New Zealand’s delegation

During the first week of discussions, the United States, Japan, EU, UK and South Korea strongly opposed any mandatory disclosure requirements and resisted proposals for strong sanctions on patent owners for non-compliance. The delegations really seem only interested in protecting the interests of multinational pharmaceutical companies – not Indigenous peoples within their own countries let alone elsewhere. Canada, Israel and Hungary are closely aligned with that group – while New Zealand, Australia and Turkey are part of the same ‘Group B’, but do not toe the line and are often at odds with the other delegations in their group.

Some of outstanding issues remaining include:

  • the trigger definition – under what situation would a patent applicant be required to disclose the claimed invention was based on genetic resources and/or associated traditional knowledge
  • sanctions and penalties – under what conditions could sanctions be applied and in what, if any, cases could the patent be revoked
  • reference to the UN Declaration on the Rights of Indigenous Peoples
  • reference to Digital Sequence Information
  • a definition of Traditional Knowledge
  • whether assessments and rules should be developed in ‘conjunction with’ or just following ‘consultation with’ IPLCs
  • whether any ‘stakeholders’ beyond IPLCs hold any legitimate rights that warrant their involvement

One of the major challenges in our negotiations is the lack of a clear definition for ‘traditional knowledge,’ making it easy to bypass rules. India has proposed a definition, stating that: ‘Traditional Knowledge associated with Genetic Resources’ means any knowledge which is evolving, generated in a traditional context, whether documented or not, collectively preserved, and transmitted from generation to generation, including but not limited to know-how, skills, innovations, practices, and learning, that are associated with genetic resources.

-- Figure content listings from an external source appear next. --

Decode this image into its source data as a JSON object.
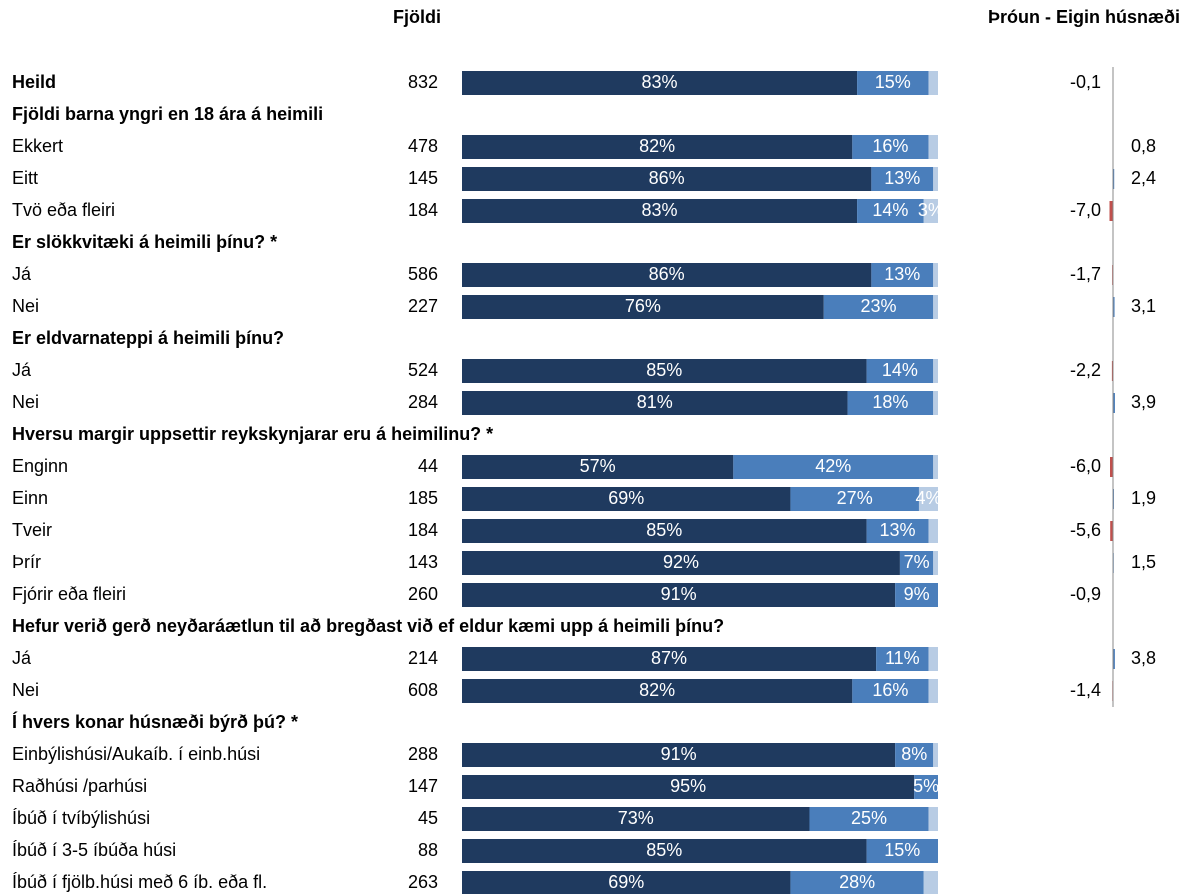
{
  "chart_data": {
    "type": "stacked-bar-table",
    "count_header": "Fjöldi",
    "change_header": "Þróun - Eigin húsnæði",
    "colors": [
      "#1f3a5f",
      "#4a7ebb",
      "#b8cce4"
    ],
    "change_colors": {
      "positive": "#4a7ebb",
      "negative": "#c0504d"
    },
    "rows": [
      {
        "label": "Heild",
        "bold": true,
        "count": 832,
        "values": [
          83,
          15,
          2
        ],
        "value_labels": [
          "83%",
          "15%",
          null
        ],
        "change": -0.1,
        "change_label": "-0,1"
      },
      {
        "heading": "Fjöldi barna yngri en 18 ára á heimili"
      },
      {
        "label": "Ekkert",
        "count": 478,
        "values": [
          82,
          16,
          2
        ],
        "value_labels": [
          "82%",
          "16%",
          null
        ],
        "change": 0.8,
        "change_label": "0,8"
      },
      {
        "label": "Eitt",
        "count": 145,
        "values": [
          86,
          13,
          1
        ],
        "value_labels": [
          "86%",
          "13%",
          null
        ],
        "change": 2.4,
        "change_label": "2,4"
      },
      {
        "label": "Tvö eða fleiri",
        "count": 184,
        "values": [
          83,
          14,
          3
        ],
        "value_labels": [
          "83%",
          "14%",
          "3%"
        ],
        "change": -7.0,
        "change_label": "-7,0"
      },
      {
        "heading": "Er slökkvitæki á heimili þínu? *"
      },
      {
        "label": "Já",
        "count": 586,
        "values": [
          86,
          13,
          1
        ],
        "value_labels": [
          "86%",
          "13%",
          null
        ],
        "change": -1.7,
        "change_label": "-1,7"
      },
      {
        "label": "Nei",
        "count": 227,
        "values": [
          76,
          23,
          1
        ],
        "value_labels": [
          "76%",
          "23%",
          null
        ],
        "change": 3.1,
        "change_label": "3,1"
      },
      {
        "heading": "Er eldvarnateppi á heimili þínu?"
      },
      {
        "label": "Já",
        "count": 524,
        "values": [
          85,
          14,
          1
        ],
        "value_labels": [
          "85%",
          "14%",
          null
        ],
        "change": -2.2,
        "change_label": "-2,2"
      },
      {
        "label": "Nei",
        "count": 284,
        "values": [
          81,
          18,
          1
        ],
        "value_labels": [
          "81%",
          "18%",
          null
        ],
        "change": 3.9,
        "change_label": "3,9"
      },
      {
        "heading": "Hversu margir uppsettir reykskynjarar eru á heimilinu? *"
      },
      {
        "label": "Enginn",
        "count": 44,
        "values": [
          57,
          42,
          1
        ],
        "value_labels": [
          "57%",
          "42%",
          null
        ],
        "change": -6.0,
        "change_label": "-6,0"
      },
      {
        "label": "Einn",
        "count": 185,
        "values": [
          69,
          27,
          4
        ],
        "value_labels": [
          "69%",
          "27%",
          "4%"
        ],
        "change": 1.9,
        "change_label": "1,9"
      },
      {
        "label": "Tveir",
        "count": 184,
        "values": [
          85,
          13,
          2
        ],
        "value_labels": [
          "85%",
          "13%",
          null
        ],
        "change": -5.6,
        "change_label": "-5,6"
      },
      {
        "label": "Þrír",
        "count": 143,
        "values": [
          92,
          7,
          1
        ],
        "value_labels": [
          "92%",
          "7%",
          null
        ],
        "change": 1.5,
        "change_label": "1,5"
      },
      {
        "label": "Fjórir eða fleiri",
        "count": 260,
        "values": [
          91,
          9,
          0
        ],
        "value_labels": [
          "91%",
          "9%",
          null
        ],
        "change": -0.9,
        "change_label": "-0,9"
      },
      {
        "heading": "Hefur verið gerð neyðaráætlun til að bregðast við ef eldur kæmi upp á heimili þínu?"
      },
      {
        "label": "Já",
        "count": 214,
        "values": [
          87,
          11,
          2
        ],
        "value_labels": [
          "87%",
          "11%",
          null
        ],
        "change": 3.8,
        "change_label": "3,8"
      },
      {
        "label": "Nei",
        "count": 608,
        "values": [
          82,
          16,
          2
        ],
        "value_labels": [
          "82%",
          "16%",
          null
        ],
        "change": -1.4,
        "change_label": "-1,4"
      },
      {
        "heading": "Í hvers konar húsnæði býrð þú? *"
      },
      {
        "label": "Einbýlishúsi/Aukaíb. í einb.húsi",
        "count": 288,
        "values": [
          91,
          8,
          1
        ],
        "value_labels": [
          "91%",
          "8%",
          null
        ],
        "change": null,
        "change_label": null
      },
      {
        "label": "Raðhúsi /parhúsi",
        "count": 147,
        "values": [
          95,
          5,
          0
        ],
        "value_labels": [
          "95%",
          "5%",
          null
        ],
        "change": null,
        "change_label": null
      },
      {
        "label": "Íbúð í tvíbýlishúsi",
        "count": 45,
        "values": [
          73,
          25,
          2
        ],
        "value_labels": [
          "73%",
          "25%",
          null
        ],
        "change": null,
        "change_label": null
      },
      {
        "label": "Íbúð í 3-5 íbúða húsi",
        "count": 88,
        "values": [
          85,
          15,
          0
        ],
        "value_labels": [
          "85%",
          "15%",
          null
        ],
        "change": null,
        "change_label": null
      },
      {
        "label": "Íbúð í fjölb.húsi með 6 íb. eða fl.",
        "count": 263,
        "values": [
          69,
          28,
          3
        ],
        "value_labels": [
          "69%",
          "28%",
          null
        ],
        "change": null,
        "change_label": null
      }
    ]
  }
}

Over the next four days, delegates will engage in intense negotiations to hopefully expand the scope and ensure there is sufficient policy space for countries to maintain their current stronger disclosure requirements under domestic biopiracy and patents legislation. The process gets truncated from now on with a much smaller group of representatives, including a rotating member of the Indigenous Caucus, participating in informal negotiations before wording is brought back to the two committees and then to a legal drafting group and into the final plenary session by Friday.

Hamadi Mohamed Abba from the Indigenous Caucus speaks to Article 8 proposals on Friday 17 May.

It’s an intense and historic time here in Geneva, and I’m hopeful that through our combined efforts, we will reach a consensus that goes some way to providing greater protections to the rights of Indigenous peoples, genetic resources and associated traditional knowledge. The big goal at this event is to get enough consensus to get a Treaty in place, the second is to ensure it has sufficient flexibility to be greatly strengthened when it is reviewed, likely in four years time.


2 responses to “Mid-Point in the BioPiracy Treaty Negotiations”

  1. Brandon Hutchison Avatar
    Brandon Hutchison

    Blimey, I didn’t realise this issue had advanced so much.
    My very limited understanding of seeking a patent had it that it was not possible to patent something that was in the public domain. You had to be very secretive about your proposal until patented. This then would protect indigenous knowledge practices etc from being patented by someone else? Is that not correct?

    Brandon Hutchison
    West Melton

    1. Admin Avatar
      Admin

      My understanding is that if you put things together in a novel way, that creates something that isn’t obvious to a competent person in the trade, then you can potentially patent it. There are a few other issues at play too – though no Treaty is retroactive, but there is a live question about the status of genetic material that has been collected but not utilised in a patent application prior to the Treaty becoming operative.